• Post category:Data Journalism
  • Reading time:4 mins read
You are currently viewing Combining Google Fusion Maps…

Combining Google Fusion Maps…

…or how I made the Welsh boundary changes map.

Click for interactive version

I knew the announcement was due and that we would need a way to display it.

And got to thinking about whether there was a way to overlay the new boundaries and the current ones.

As a side note, I asked for shapefiles, because they’re relatively easy to work with, was assured that I should get some sort of shapefile.

I got MapInfo files, which I’m not sure anyone else in Government uses and for which we don’t have any software so Tuesday was a day for finding a way to conjure up something out of not a lot.

Given that constituencies are made up of wards and I have shapefiles for all the wards in Wales (which by luck, I’d been using the day before for the child poverty map, so had a file of codes and ward names ready to go), it ended up being a bit of a jigsaw job.

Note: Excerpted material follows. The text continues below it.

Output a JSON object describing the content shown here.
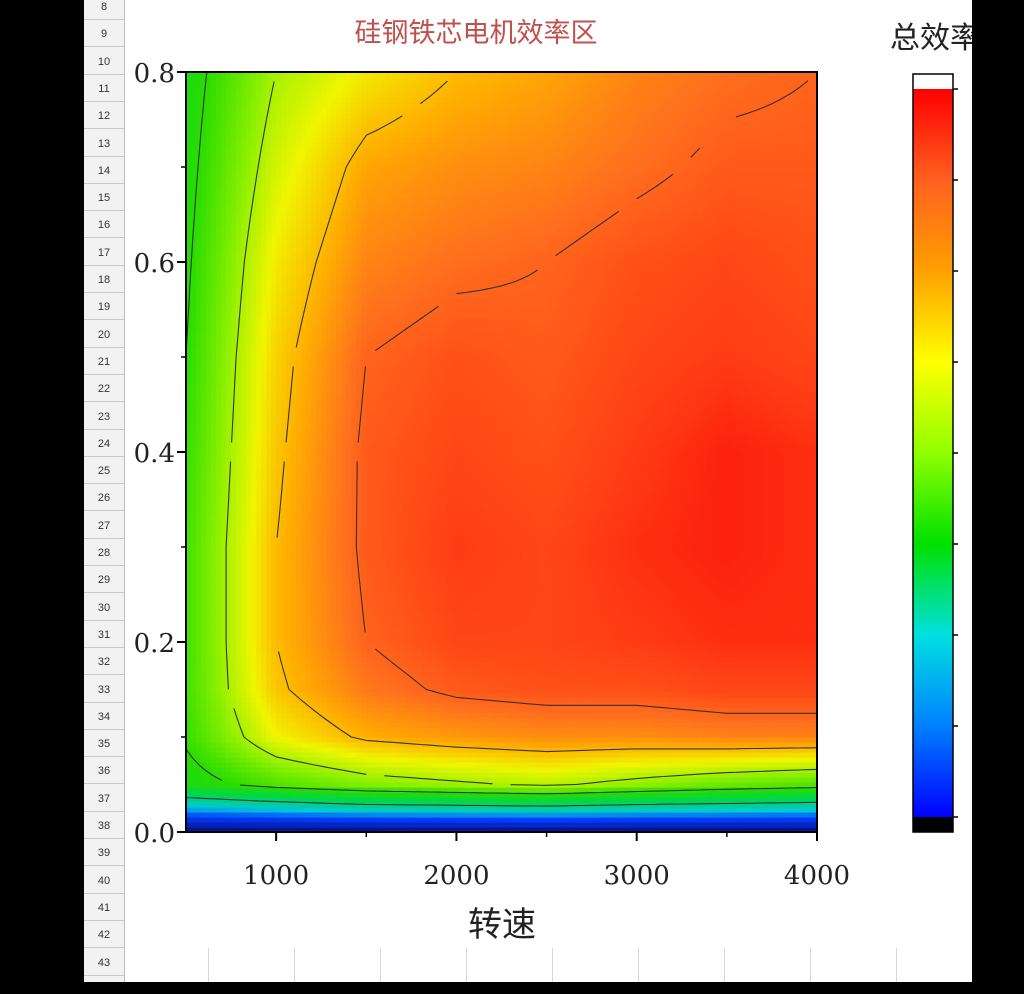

A very tedious jigsaw job, of going through 30 pdfs of the new seats and adding the name in the column next to the wards within.

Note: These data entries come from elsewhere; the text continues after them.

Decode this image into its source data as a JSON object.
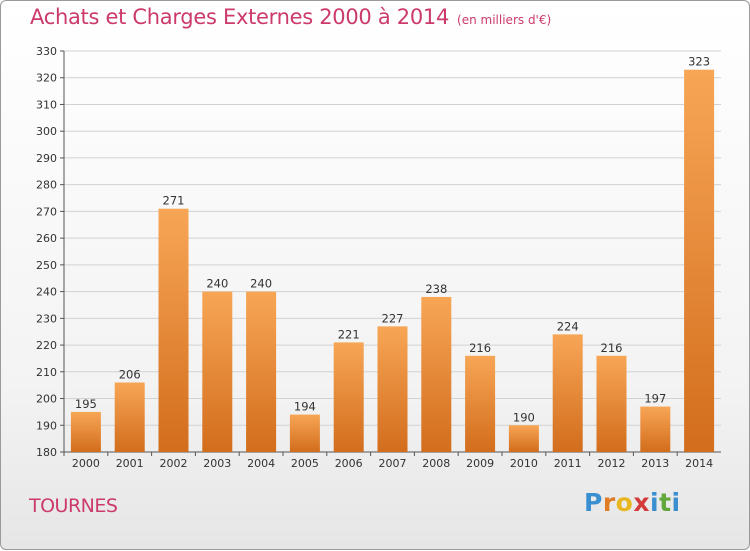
{
  "title": "Achats et Charges Externes 2000 à 2014",
  "unit": "(en milliers d'€)",
  "city": "TOURNES",
  "logo": "Proxiti",
  "colors": {
    "title": "#cc3a6b",
    "bar_top": "#f7a656",
    "bar_bottom": "#d26d1c",
    "grid": "#d2d2d2"
  },
  "chart_data": {
    "type": "bar",
    "categories": [
      "2000",
      "2001",
      "2002",
      "2003",
      "2004",
      "2005",
      "2006",
      "2007",
      "2008",
      "2009",
      "2010",
      "2011",
      "2012",
      "2013",
      "2014"
    ],
    "values": [
      195,
      206,
      271,
      240,
      240,
      194,
      221,
      227,
      238,
      216,
      190,
      224,
      216,
      197,
      323
    ],
    "ylim": [
      180,
      330
    ],
    "yticks": [
      180,
      190,
      200,
      210,
      220,
      230,
      240,
      250,
      260,
      270,
      280,
      290,
      300,
      310,
      320,
      330
    ],
    "grid": true,
    "xlabel": "",
    "ylabel": ""
  }
}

Thankfully I managed to avoid having to do the same for the current seats as the Boundary Commission for Wales has on its (state of the art) website an excel document setting out electorates for each seat by ward.

That done I gave each seat a number and all the wards in the seat the same number in order to colour them in Google Fusion Tables.

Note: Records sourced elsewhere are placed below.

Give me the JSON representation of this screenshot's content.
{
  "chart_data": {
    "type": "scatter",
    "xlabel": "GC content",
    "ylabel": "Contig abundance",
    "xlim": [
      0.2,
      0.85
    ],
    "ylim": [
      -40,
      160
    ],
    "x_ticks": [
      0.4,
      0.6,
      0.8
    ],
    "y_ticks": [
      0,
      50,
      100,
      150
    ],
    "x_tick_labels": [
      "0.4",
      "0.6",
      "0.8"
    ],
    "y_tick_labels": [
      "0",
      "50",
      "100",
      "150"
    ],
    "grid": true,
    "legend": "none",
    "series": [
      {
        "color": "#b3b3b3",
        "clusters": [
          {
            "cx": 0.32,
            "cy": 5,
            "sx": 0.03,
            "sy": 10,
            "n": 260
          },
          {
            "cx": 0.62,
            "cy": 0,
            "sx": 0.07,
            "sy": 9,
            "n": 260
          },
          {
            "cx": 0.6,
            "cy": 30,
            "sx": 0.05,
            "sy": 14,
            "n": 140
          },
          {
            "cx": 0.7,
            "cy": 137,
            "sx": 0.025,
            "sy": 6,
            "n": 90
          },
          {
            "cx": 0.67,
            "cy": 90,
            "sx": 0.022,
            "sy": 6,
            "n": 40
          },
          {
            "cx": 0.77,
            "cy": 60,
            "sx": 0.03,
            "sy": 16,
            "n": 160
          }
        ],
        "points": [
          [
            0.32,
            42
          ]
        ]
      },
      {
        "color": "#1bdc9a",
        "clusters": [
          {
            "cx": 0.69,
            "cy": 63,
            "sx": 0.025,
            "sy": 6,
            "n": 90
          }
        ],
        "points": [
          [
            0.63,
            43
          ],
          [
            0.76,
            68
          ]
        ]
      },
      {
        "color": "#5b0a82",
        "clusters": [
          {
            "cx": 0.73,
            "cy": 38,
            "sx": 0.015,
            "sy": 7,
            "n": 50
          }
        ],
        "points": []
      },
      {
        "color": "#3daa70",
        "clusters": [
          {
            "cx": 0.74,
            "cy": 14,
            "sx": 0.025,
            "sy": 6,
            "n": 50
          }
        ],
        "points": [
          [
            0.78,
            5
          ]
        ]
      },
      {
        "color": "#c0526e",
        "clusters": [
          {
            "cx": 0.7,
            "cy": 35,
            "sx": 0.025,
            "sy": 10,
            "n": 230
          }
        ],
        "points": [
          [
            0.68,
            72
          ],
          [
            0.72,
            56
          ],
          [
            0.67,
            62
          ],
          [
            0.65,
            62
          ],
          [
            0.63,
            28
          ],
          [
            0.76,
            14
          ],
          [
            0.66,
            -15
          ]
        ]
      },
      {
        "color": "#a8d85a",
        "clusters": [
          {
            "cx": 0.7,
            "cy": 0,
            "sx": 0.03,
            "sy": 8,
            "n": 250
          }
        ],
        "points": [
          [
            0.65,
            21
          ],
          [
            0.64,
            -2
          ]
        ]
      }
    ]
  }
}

Once the data was imported into Fusion Tables, merged with the kml files and turned into maps (I’m planning a how to on this soon, obviously this is back to front), I had a coloured wards map of the new constituencies and a map of the current constituencies with the fill sent to transparent with black borders.

A map of Wales showing the changes in boundaries

This post by Michelle Minkoff was invaluable for combining the two, mainly because it has all the code needed to create the map.

Basically all I did was change the table numbers, centring point (the number of maps I make means I know the lat, long coordinates to centre a map on Wales off by heart) and zoom, and then handed it over to the online team to be embedded in WalesOnline.

I can really see this technique being useful for the local elections, to ensure neat local authority boundaries around wards.

Plus now I have a strong desire to create map mash ups of all kinds of data to create supermaps.